Ahlaki Çöküşün Eşiğinde
Gerçekten içim kan ağlıyor. Gözlerimle gördüklerime, kulaklarımla duyduklarıma inanamıyorum. Bir programda, aile içi mahremiyetin ayaklar altına alındığını, uygunsuz ilişkilerin normalleştirildiğini izlerken, insan kendine “Bu kadar da olmaz” demekten alamıyor. Ekranlarda yaşanan bu ahlaki çöküş, bu utanç verici manzaralar, bu toplumsal intihar…
Ne oldu bize? Nasıl bu hale geldik? Bir zamanlar saygı, edep ve hayânın kıymetini bilen bir toplumken, şimdi ekranlarda en mahrem konuların çığırtkanlığı yapılıyor. Genç kızlar, yaşları kendilerine baba hatta dede olabilecek kişilerle ilişkilerini övünerek anlatıyor. Evlilik kurumu, bir ticari ortaklığa dönüşmüş durumda; eşler, birbirlerini sosyal medyada pazarlayarak “aile bütçesine katkı sağlıyor.”
Bu durum, sadece bir “medya sorunu” değil, toplumsal bir çöküşün habercisidir. Çocuklar, bu programları izleyerek büyüyor ve ahlaki pusulalarını kaybediyor. Aile içi saygı, yerini sınırsız bir özgürlük maskaralığına bırakıyor. Utanma duygusu, adeta “modası geçmiş” bir kavram gibi sunuluyor.
Hepsi bir rüya olamaz mı? Keşke bir an uyansak ve bunların hiç yaşanmadığını görsek…
Ama bu acı gerçekle yüzleşmeliyiz: Bu bir rüya değil. Toplumumuz, göz göre göre elden gidiyor. Şuursuzca tüketilen her program, her rezalet, her skandal, milletimizin köklerinden bir parça daha koparıyor. Peki biz bunun için mi Çanakkale’de, Sakarya’da, Dumlupınar’da can verdik? Bu topraklar, üzerinde yaşayanlar ahlaksızlık yarışına girsin diye mi şehit kanlarıyla sulandı?
Bir zamanlar dünyaya medeniyet öğreten, köklü ve kadim geçmişe sahip bir milletin torunlarıyız. Binlerce yıllık hafızamız var. Anadolu’nun her köşesinde şehit kanlarıyla yoğrulmuş bir tarih bıraktı atalarımız. Peki biz ne yapıyoruz şimdi? O şehitler, bu topraklarda ahlaksızlık yeşertsin diye mi can verdi? Gencecik kızlarımız, ekranlarda rezil edilsin diye mi düştü Çanakkale’de o yiğitler?

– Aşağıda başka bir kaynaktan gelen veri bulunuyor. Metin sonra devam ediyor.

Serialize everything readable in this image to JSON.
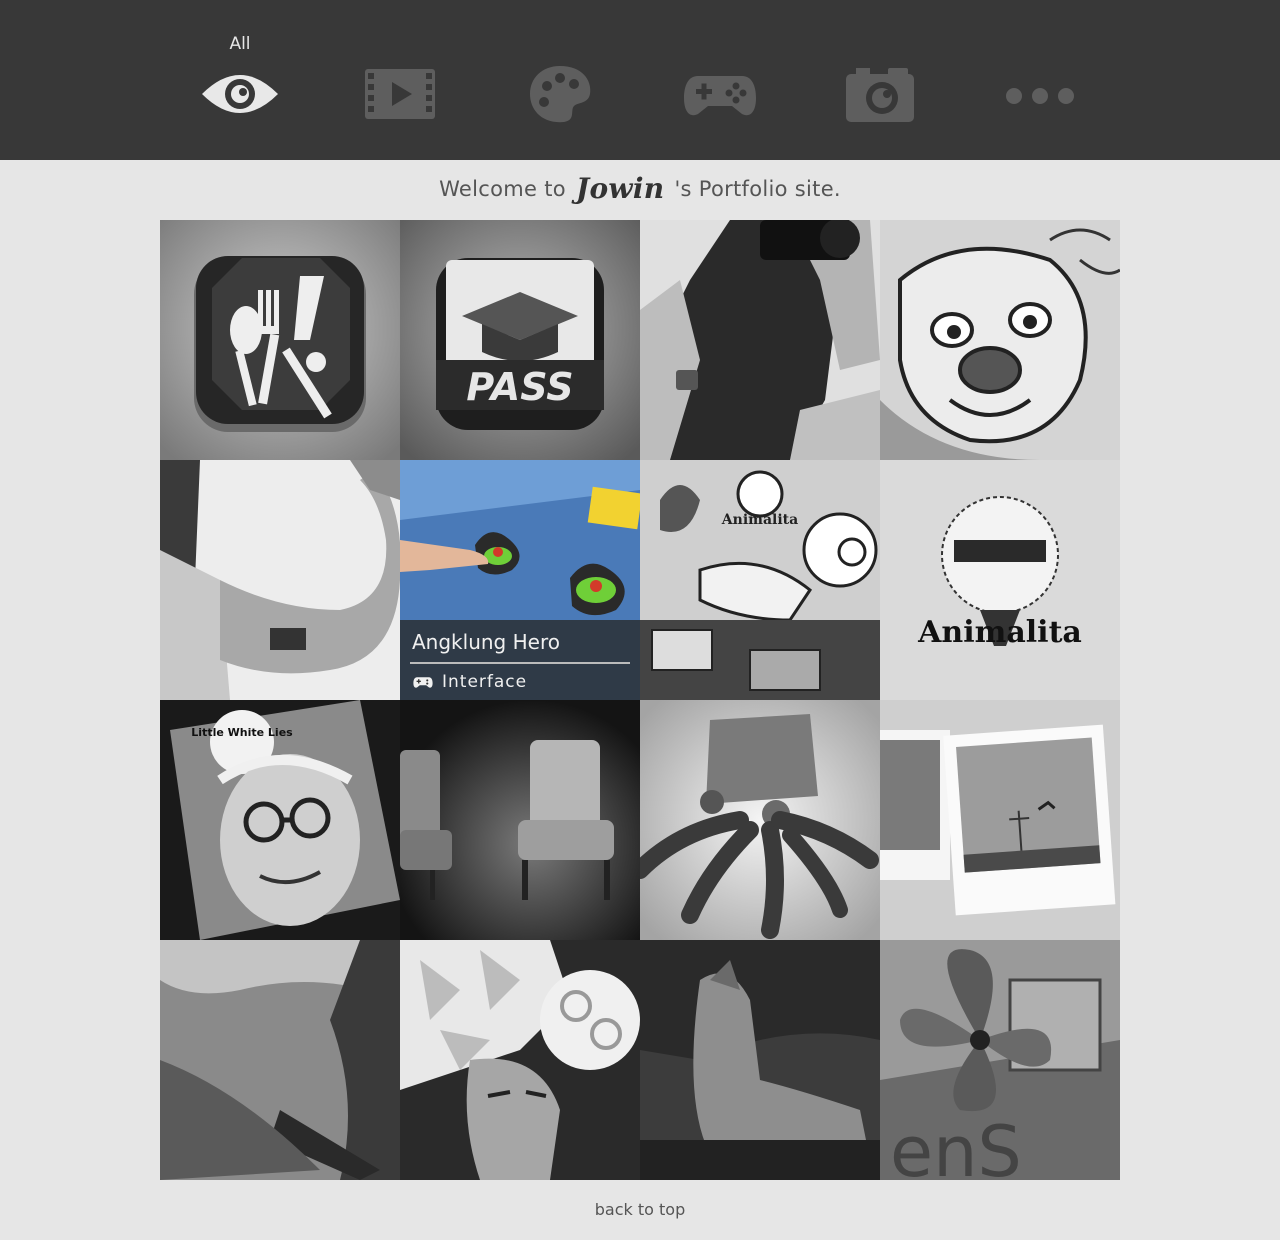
{
  "nav": {
    "categories": [
      {
        "label": "All",
        "icon": "eye-icon",
        "active": true
      },
      {
        "label": "",
        "icon": "film-icon",
        "active": false
      },
      {
        "label": "",
        "icon": "palette-icon",
        "active": false
      },
      {
        "label": "",
        "icon": "gamepad-icon",
        "active": false
      },
      {
        "label": "",
        "icon": "camera-icon",
        "active": false
      },
      {
        "label": "",
        "icon": "more-icon",
        "active": false
      }
    ]
  },
  "welcome": {
    "prefix": "Welcome to",
    "name": "Jowin",
    "suffix": "'s Portfolio site."
  },
  "grid": {
    "tiles": [
      {
        "subject": "restaurant app icon",
        "icon_text": ""
      },
      {
        "subject": "graduation app icon",
        "icon_text": "PASS"
      },
      {
        "subject": "photographer portrait"
      },
      {
        "subject": "pug illustration"
      },
      {
        "subject": "arm with tattoo"
      },
      {
        "subject": "angklung hero game",
        "hover_title": "Angklung Hero",
        "hover_category": "Interface",
        "hover_icon": "gamepad-icon"
      },
      {
        "subject": "animalita mural",
        "mural_text": "Animalita"
      },
      {
        "subject": "animalita logo",
        "logo_text": "Animalita"
      },
      {
        "subject": "magazine collage",
        "magazine_text": "Little White Lies"
      },
      {
        "subject": "armchairs"
      },
      {
        "subject": "octopus sculpture"
      },
      {
        "subject": "polaroid photos"
      },
      {
        "subject": "boat river"
      },
      {
        "subject": "paper headdress"
      },
      {
        "subject": "dog"
      },
      {
        "subject": "flower sign"
      }
    ]
  },
  "footer": {
    "back_to_top": "back to top"
  }
}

Televizyonlarda artık sınır tanımıyorlar. Aile mahremiyeti diye bir şey kalmadı. Gençlerimiz, ekranlarda en utanç verici diyalogları normalmiş gibi dinliyor. Analarımızın, babalarımızın yüzü kızarmadan konuşulan konular, bir zamanların edepli toplumunda hayal bile edilemezdi.
Bunlar tesadüf değil. Büyük bir oyunun parçaları. Önce aileyi yıkmakla başlıyorlar. Sonra gençleri köksüz bırakıyorlar. En nihayetinde milleti, binlerce yıllık değerlerinden koparıyorlar. Peki biz ne yapıyoruz? Seyrediyoruz.
En çok onlar için korkuyorum. Bu programları izleyerek büyüyen bir nesil, yarın bizi anlayabilecek mi? Dedelerinin neler uğruna savaştığını bilecek mi? Ninelerinin hangi erdemlerle yoğrulduğunu kavrayabilecek mi?
Bir milleti yok etmek isterseniz, hafızasını silersiniz. Bizim hafızamız binlerce yıllık. Köklerimizle bağımızı koparırsanız, bir ağaç gibi kuruyup gideriz. Şimdi tam da bunu yapıyorlar bize. Çok geç olmadan çocuklarımıza gerçek değerlerimizi öğretelim.
Köklü kadim geçmişimiz, bize bunları reva görmedi. Şehitlerimiz, bu manzaraları görmek için can vermedi. Kendimize gelelim. Yoksa yarın çok geç olacak.
Ya şimdi bizi uyuttukları uykudan uyanacağız, ya da tarih bizi asla affetmeyecek. Çünkü kaybedecek vaktimiz yok ama çok şeyimiz var.
Unutmayalım: Bir toplum, ancak değerlerine sahip çıktığı sürece ayakta kalabilir. Bugün sessiz kalanlar, yarın bu çöküşün bedelini çocuklarıyla öder.